Show only one user’s processes

Bash
top -u alice
PowerShell
Get-Process -IncludeUserName | Where-Object UserName -like "*alice*"
cmd.exe
tasklist /fi "username eq alice"

Gotchas

  • Linux `top` (procps-ng) and macOS / BSD `top` accept different flags — `top -o cpu` works on macOS, `top -o %CPU` on Linux. `htop` and `btop` are popular drop-in replacements with sane defaults.
  • Quit with `q` (lowercase); `Ctrl+C` also works but is rough. Inside `top`, press `M` to sort by memory, `P` for CPU.
  • `Get-Process` cannot show CPU usage *rate* — the `CPU` column is total CPU-seconds since the process started. For a live rate, use `Get-Counter "\Process(*)\% Processor Time"`.
  • `Get-Process -IncludeUserName` requires an elevated PowerShell session on Windows; without it the column is blank.
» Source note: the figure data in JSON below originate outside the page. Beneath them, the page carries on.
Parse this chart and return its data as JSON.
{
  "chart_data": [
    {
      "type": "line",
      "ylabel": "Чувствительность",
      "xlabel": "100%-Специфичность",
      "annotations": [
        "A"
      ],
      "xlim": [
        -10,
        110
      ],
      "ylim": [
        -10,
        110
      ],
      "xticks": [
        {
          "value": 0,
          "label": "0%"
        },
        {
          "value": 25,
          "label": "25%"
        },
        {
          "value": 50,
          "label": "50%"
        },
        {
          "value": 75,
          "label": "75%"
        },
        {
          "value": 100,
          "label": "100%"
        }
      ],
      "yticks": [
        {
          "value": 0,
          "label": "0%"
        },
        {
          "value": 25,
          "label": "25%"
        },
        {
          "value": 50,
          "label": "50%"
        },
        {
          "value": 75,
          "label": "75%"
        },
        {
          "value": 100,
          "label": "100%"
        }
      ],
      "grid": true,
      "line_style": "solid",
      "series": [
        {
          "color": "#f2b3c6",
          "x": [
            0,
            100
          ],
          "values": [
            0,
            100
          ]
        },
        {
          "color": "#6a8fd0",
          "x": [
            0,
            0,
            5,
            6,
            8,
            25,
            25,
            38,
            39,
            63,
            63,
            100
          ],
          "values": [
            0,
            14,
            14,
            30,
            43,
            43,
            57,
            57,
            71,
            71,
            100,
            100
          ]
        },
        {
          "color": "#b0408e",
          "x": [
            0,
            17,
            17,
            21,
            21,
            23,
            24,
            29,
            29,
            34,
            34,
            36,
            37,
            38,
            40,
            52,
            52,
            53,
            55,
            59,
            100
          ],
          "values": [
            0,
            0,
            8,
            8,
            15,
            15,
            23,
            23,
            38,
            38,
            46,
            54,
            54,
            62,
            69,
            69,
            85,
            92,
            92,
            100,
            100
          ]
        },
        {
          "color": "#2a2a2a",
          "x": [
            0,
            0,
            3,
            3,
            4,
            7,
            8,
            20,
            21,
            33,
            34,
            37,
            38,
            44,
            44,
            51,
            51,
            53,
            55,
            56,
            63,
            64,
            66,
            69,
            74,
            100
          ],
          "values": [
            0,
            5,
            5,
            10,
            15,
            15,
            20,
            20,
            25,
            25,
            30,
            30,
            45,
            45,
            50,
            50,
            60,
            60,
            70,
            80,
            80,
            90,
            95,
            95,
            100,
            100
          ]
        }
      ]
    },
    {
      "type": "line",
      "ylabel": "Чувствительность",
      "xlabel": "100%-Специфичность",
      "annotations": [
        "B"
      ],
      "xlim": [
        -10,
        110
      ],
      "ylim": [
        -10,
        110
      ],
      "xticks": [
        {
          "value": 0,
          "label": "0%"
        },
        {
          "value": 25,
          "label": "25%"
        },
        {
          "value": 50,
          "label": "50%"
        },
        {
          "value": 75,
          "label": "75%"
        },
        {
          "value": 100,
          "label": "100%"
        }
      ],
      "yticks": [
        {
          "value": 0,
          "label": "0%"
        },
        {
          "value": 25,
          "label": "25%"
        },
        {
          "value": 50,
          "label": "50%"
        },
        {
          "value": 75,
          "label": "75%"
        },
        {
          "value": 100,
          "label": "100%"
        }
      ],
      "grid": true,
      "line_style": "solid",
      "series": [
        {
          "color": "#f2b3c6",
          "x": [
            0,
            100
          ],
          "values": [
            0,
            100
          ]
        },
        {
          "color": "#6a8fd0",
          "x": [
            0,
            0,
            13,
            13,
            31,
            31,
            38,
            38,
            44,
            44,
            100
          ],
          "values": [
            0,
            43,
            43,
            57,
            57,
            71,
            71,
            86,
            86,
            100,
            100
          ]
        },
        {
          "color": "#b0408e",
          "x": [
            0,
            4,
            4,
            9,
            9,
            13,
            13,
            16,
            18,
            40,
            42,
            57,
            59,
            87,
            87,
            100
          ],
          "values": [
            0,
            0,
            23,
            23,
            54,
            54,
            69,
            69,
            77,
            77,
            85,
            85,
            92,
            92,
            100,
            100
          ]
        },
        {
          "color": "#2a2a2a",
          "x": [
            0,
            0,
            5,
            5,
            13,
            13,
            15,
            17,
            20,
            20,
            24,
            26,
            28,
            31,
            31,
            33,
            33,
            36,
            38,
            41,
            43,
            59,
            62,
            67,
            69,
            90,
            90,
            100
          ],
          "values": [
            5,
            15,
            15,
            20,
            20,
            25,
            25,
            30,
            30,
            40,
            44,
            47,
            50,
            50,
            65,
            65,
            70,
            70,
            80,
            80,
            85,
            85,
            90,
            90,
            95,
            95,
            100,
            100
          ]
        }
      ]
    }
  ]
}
WSL & PowerShell Core notes

pwshPowerShell Core has no built-in `top` cmdlet on any platform. `Get-Process | Sort-Object CPU -Descending | Select-Object -First 20` produces a snapshot that works identically on Windows, macOS, and Linux pwsh, but it is not interactive.
WSL`top` inside WSL only lists Linux processes. To see Windows processes from inside WSL, call `tasklist.exe` (or `pwsh.exe -c "Get-Process"`) through interop. Conversely, Task Manager on Windows does not list WSL-internal processes; only the `vmmem` / `wslservice` host shows up.